Laryngomalacia is the most common cause of stridor (noisy breathing) in infants, accounting for 65-75% of all cases of stridor. It occurs due to a collapse of structures above the vocal cords into the airway with inspiration and is indicated when there is a high-pitched noise while breathing in. It usually presents in the first few days or weeks of life and resolves by age 12 to 20 months. For about 90% of infants, it is self-limited and resolves on its own. However, in about 10% of infants, it may be severe, necessitating surgery.
The cause of laryngomalacia is not exactly known but is thought to be one of two things: a floppy larynx due to immaturity of the cartilage of the voice box, and/or gastroesophageal reflux disease, which is found in 35% to 68% of patients diagnosed with laryngomalacia. There are no specific risk factors for this disorder, but premature infants may have more severe symptoms, which may warrant surgery.

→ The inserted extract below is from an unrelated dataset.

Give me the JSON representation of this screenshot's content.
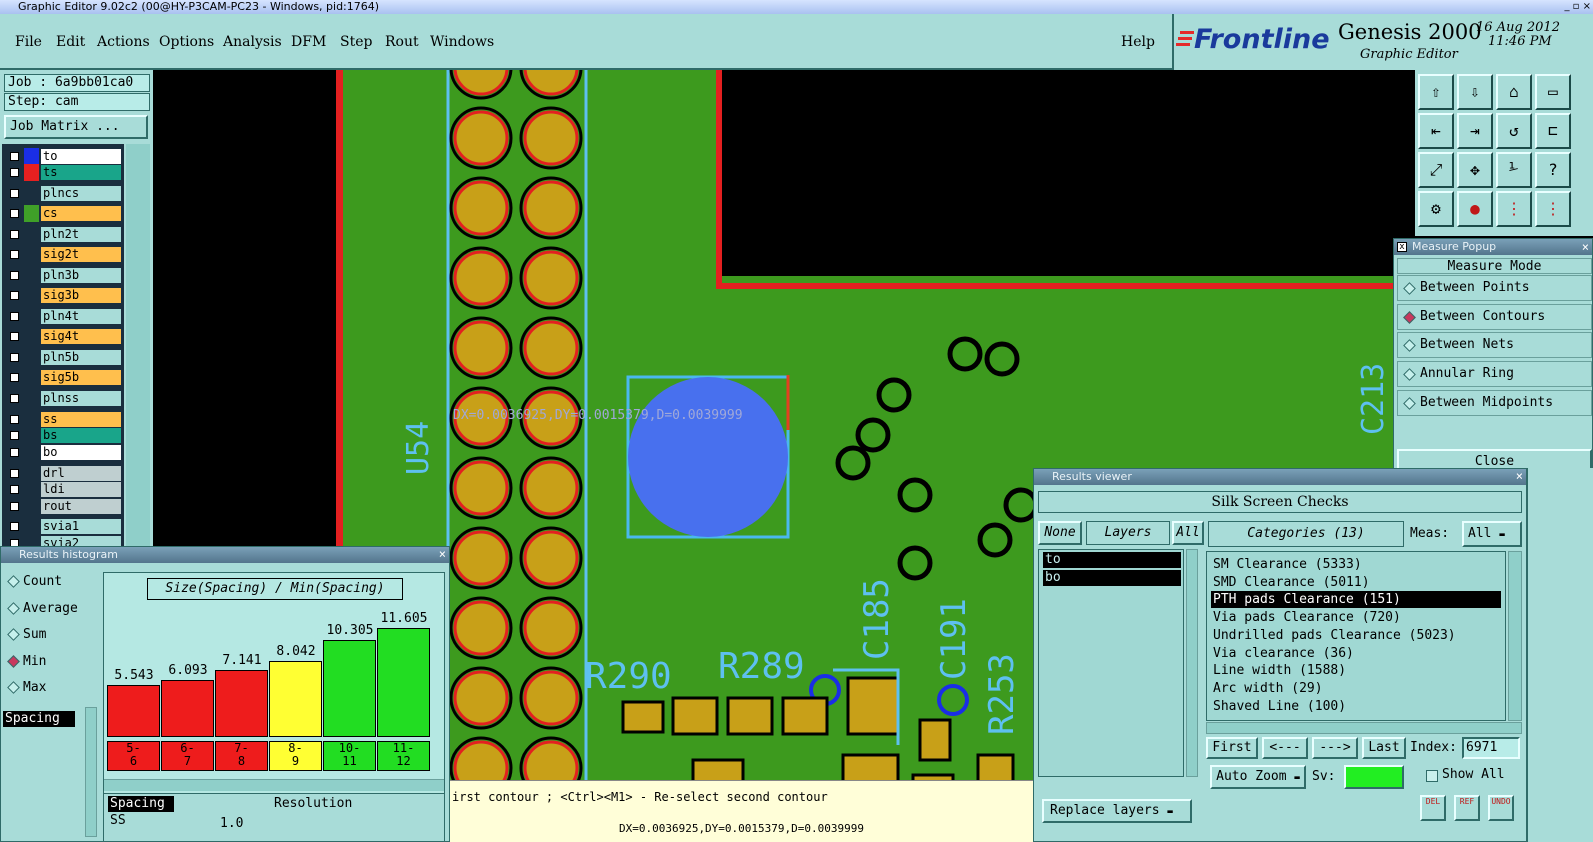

Laryngomalacia is diagnosed by history and physical exam. There are a variety of symptoms that may be indicative of laryngomalacia, including:
- Inspiratory stridor (high-pitched noise while breathing in) that is often worse with crying, laying on back, feeding
- Cyanotic episodes (turning blue)
- Retractions (sucking in of chest/neck with each breath)
- Apneic episodes (stopping breathing)
- Coughing/choking with feeds
- Aspiration (inhalation of food into lungs)
- Slow feeding
- Poor weight gain/failure to thrive
Sometimes an endoscopic exam is also needed to aid in the diagnosis of laryngomalacia. Using a small, thin, flexible scope, the physician is able to assess the voice box, looking for floppiness of the larynx and signs of reflux.
Both medical and surgical treatment options are available for patients with laryngomalacia. For mild cases, no treatment is indicated, as this will likely resolve on its own. For moderate cases, most infants will do well with medical treatment of reflux alone using antireflux medications, such as omeprazole or lansoprazole.
Infants with more severe symptoms or those who do not improve despite medical treatment may require surgical intervention. The surgery for this disorder is known as a supraglottoplasty, and it is performed using traditional surgical instruments with or without a laser. While the noisy breathing may not complete resolve, the goal of the surgery is to allow for easier feeding and breathing. Overnight stay in the hospital following surgery is typically required to monitor for any problems with breathing following surgery.